Despite signs of improving macroeconomic stability, the International Monetary Fund (IMF) has argued that many Nigerians continue to face significant economic hardship as high prices and cost-of-living pressures weigh on households.
In its latest assessment of the Nigerian economy, the Fund acknowledged that ongoing reforms have helped strengthen macroeconomic fundamentals, including improved foreign exchange market stability and stronger external reserves.
It, however, noted that the benefits of these reforms have yet to fully translate into improved living conditions for many citizens.
The IMF projected Nigeria’s economy to grow by 4 percent in 2025 and 4.1 percent in 2026, supported by policy reforms and improving economic conditions. However, the Fund warned that inflation and rising living costs remain major challenges to inclusive growth.

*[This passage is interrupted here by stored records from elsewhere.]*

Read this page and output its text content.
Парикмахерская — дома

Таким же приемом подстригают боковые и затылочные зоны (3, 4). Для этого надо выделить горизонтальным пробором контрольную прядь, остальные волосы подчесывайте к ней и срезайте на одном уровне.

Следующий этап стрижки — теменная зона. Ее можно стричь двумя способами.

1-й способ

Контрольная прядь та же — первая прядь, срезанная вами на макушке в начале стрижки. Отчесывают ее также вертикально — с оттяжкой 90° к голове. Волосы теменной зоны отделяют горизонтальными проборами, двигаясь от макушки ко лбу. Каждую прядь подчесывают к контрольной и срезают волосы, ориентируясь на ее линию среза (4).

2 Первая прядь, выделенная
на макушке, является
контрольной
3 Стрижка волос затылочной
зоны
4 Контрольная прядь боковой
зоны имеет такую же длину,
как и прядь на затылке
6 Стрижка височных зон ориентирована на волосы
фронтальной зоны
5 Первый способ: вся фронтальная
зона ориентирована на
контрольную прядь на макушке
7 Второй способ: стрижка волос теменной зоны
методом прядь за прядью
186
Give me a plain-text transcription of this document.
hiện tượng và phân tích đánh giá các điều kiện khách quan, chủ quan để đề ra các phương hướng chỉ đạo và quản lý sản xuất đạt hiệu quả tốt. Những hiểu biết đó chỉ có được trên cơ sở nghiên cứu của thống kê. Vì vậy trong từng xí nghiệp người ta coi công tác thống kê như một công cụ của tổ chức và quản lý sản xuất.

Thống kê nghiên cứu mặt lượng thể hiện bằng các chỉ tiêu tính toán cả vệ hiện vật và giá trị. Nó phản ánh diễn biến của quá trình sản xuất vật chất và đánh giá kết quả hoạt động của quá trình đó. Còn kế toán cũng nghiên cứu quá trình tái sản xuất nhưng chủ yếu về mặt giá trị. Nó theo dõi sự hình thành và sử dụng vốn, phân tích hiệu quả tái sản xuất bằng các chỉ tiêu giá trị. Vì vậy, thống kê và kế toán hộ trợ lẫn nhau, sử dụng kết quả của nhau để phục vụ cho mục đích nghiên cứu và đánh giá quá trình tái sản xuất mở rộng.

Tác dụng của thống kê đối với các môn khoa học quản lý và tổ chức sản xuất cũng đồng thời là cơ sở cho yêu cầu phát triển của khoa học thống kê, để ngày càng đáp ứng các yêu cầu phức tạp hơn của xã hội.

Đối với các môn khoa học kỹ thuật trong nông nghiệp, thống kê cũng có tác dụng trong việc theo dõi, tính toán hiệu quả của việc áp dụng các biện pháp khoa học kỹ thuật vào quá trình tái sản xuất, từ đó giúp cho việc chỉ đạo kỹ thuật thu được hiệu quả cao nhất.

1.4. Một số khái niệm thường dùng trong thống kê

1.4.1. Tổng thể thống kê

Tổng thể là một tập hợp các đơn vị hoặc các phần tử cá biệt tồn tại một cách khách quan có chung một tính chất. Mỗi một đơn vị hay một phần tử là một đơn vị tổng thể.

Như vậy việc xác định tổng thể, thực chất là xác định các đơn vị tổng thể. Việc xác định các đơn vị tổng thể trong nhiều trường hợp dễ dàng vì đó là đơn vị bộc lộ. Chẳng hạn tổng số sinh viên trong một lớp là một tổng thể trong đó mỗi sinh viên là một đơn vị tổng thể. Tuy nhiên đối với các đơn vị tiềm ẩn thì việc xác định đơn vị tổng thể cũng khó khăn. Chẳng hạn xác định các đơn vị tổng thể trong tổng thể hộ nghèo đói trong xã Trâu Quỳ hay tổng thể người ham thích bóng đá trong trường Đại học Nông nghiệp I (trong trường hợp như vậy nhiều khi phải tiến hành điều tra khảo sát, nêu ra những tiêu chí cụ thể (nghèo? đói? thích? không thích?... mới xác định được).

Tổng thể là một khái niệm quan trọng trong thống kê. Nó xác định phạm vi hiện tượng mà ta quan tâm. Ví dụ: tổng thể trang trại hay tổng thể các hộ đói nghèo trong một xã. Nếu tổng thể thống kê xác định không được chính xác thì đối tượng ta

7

Recent data from the National Bureau of Statistics showed headline inflation rose to 15.69 percent year-on-year in April 2026, underscoring the continued pressure on household incomes despite signs of economic stabilisation.
According to the IMF, sustaining growth will require policies that not only preserve macroeconomic stability but also improve social outcomes, create jobs and support vulnerable households. The Fund noted that while reform measures are beginning to strengthen confidence in the economy, many Nigerians are yet to feel the full benefits in their daily lives.
The assessment comes as Nigeria continues to implement fiscal, monetary and foreign exchange reforms aimed at boosting investment, strengthening public finances and supporting long-term economic growth. While economic indicators have shown gradual improvement, inflationary pressures and high living costs remain key concerns for households and businesses across the country.